La sua carriera proseguì come ritrattista sempre ricercato e apprezzato, con una vasta attività di cavalletto: paesaggi e nature morte, fino a quando nel 1922 il maestro affreschista Achille Casanova lo chiamò ad affiancarlo nei grandi dipinti che doveva eseguire nella Basilica del Santo a Padova. Così, come un cerchio che si chiude, eccolo di nuovo davanti a dei muri, muri che, poco più che bambino aveva imparato dal nonno a dipingere con le raffinate volute delle decorazioni liberty ed ora davano inizio alla sua prolifica attività di affreschista. Accanto alla pittura da cavalletto incomincia ora la lunga serie di affreschi in chiese, palazzi pubblici e dimore private in tutte le città italiane.
Intorno al 1930 arrivò a Savona per eseguire un affresco nella chiesa di san Giovanni, ma aveva sbagliato le misure dei disegni preparatori che erano molto grandi, per consentirgli di rifarli sul posto gli misero a disposizione un terrazzo che confinava con un altro terrazzo dove abitava la giovane Amelia Masciolino … si sposarono tre anni dopo..! “Mi sono sposato per un errore…”amava dire, scherzando, in realtà, furono una coppia di ferro per più di quarant’anni!
Realizzato nella sua attività, approdato ormai cinquantenne nella sicurezza affettiva di una famiglia la sua vita sembrava incamminata nel più felice dei modi, ma, dopo pochi anni la Seconda Guerra Mondiale ne scardinò di nuovo progetti e serenità.

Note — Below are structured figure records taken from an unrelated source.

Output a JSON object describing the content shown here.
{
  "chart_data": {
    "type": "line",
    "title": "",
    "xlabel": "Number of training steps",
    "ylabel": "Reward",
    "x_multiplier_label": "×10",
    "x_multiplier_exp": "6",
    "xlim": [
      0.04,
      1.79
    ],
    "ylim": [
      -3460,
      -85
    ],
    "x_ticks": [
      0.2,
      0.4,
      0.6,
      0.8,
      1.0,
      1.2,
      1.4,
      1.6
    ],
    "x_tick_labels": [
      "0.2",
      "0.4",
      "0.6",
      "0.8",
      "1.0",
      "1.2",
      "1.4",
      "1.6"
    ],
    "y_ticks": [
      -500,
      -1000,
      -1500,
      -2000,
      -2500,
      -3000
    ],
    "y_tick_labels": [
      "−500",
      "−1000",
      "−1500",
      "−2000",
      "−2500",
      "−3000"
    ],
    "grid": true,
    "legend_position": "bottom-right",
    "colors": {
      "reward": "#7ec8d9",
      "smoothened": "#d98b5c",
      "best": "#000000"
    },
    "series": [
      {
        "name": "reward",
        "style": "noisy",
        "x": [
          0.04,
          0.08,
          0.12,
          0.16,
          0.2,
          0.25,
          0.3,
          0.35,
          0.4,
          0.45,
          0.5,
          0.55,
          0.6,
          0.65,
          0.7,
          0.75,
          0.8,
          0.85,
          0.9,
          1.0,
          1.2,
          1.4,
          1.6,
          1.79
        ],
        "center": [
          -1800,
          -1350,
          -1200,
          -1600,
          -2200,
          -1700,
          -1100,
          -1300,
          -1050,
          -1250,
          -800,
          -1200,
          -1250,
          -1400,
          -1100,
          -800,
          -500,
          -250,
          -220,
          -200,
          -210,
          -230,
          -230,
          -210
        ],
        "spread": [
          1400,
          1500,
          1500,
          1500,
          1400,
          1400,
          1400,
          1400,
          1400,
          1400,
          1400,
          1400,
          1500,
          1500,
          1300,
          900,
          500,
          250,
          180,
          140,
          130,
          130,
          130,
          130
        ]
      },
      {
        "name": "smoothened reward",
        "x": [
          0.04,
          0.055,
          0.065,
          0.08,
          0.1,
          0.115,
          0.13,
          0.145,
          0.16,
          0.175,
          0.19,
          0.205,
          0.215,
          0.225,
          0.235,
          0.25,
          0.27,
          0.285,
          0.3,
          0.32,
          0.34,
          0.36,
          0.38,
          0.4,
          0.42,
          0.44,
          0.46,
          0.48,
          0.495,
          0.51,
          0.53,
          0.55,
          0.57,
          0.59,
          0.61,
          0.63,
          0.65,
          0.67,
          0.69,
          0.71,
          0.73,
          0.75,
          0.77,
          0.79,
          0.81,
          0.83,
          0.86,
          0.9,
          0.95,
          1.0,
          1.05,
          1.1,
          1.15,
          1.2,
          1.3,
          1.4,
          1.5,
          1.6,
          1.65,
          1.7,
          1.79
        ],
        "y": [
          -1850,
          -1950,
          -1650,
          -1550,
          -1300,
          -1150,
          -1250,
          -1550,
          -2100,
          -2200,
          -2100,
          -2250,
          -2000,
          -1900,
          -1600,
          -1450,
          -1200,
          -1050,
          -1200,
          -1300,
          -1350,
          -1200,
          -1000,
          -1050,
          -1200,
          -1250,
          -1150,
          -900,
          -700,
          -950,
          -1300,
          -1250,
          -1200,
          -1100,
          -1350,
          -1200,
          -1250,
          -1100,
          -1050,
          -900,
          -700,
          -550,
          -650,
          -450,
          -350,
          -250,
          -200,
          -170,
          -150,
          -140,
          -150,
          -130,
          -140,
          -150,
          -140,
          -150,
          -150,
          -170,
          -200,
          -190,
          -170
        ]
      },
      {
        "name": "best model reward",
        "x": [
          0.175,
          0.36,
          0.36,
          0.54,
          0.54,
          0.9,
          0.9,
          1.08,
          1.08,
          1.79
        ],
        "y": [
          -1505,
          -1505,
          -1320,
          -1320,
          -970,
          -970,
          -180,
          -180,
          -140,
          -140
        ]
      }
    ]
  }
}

La notte dell’Immacolata del 1942 un bombardamento distrusse il suo bellissimo studio e la sua abitazione con tutto quanto in essi contenuto: restarono con gli abiti che avevano addosso. Ma, quella stessa triste mattina lui andò subito a ricomprarsi colori e pennelli come un giovane studente di belle speranze; a cinquantacinque anni il suo entusiasmo e la sua passione non erano stati distrutti, dipingere era la sua vita e lui avrebbe dipinto sempre e comunque nelle difficoltà e nei disagi dello sfollamento per poi ritornare a Torino alla fine della guerra e… RICOMINCIARE!
Non c’erano difficoltà che potessero scoraggiarlo quando dipingeva non sentiva fatica, per questo riuscì a ricoprire di affreschi centinaia di metri quadrati di pareti e volte, arrampicandosi su ponteggi altissimi fino ad ottanta anni. Poi, per riposare, camminava per campagne, montagne e spiagge “a caccia” diceva lui, di soggetti da dipingere. Divoratore infaticabile di libri, passava a volte gran parte della notte a leggere, amante di ogni forma di spettacolo seguì tutta la vita teatro, cinema e poi anche la televisione. La tecnica, il progresso lo affascinavano: all’inizio del 1900 fu tra i primi a comperarsi una radio a galena e…moltissimi anni dopo, guardando alla televisione la discesa del primo uomo sulla luna, ricordò con grande emozione, quando ragazzino in Piazza d’Armi a Torino si sdraiava per terra per poter vedere di quanto i fratelli Wright sarebbero riusciti (tempo permettendo) ad alzarsi in volo!
Il suo studio sempre molto spazioso, illuminato da un ampio lucernario rigorosamente esposto a Nord, da cui dosava la luce con sapienti giochi di tende chiare e scure, era aperto ad allievi, pittori, modelle, amici, chi veniva per un ritratto o per vedere quadri o semplicemente per fare un saluto, si dipingeva tutti insieme, ascoltando musica e parlando di mille argomenti.
Alle cinque, immancabilmente veniva servito il tè, una consuetudine che Amelia Masciolino aveva portato dall’Inghilterra dove aveva studiato alcuni anni. Era un uomo aperto che stava bene con la gente e la gente stava bene con lui. Così è stato fino all’ultimo giorno di vita: il 17 aprile 1974.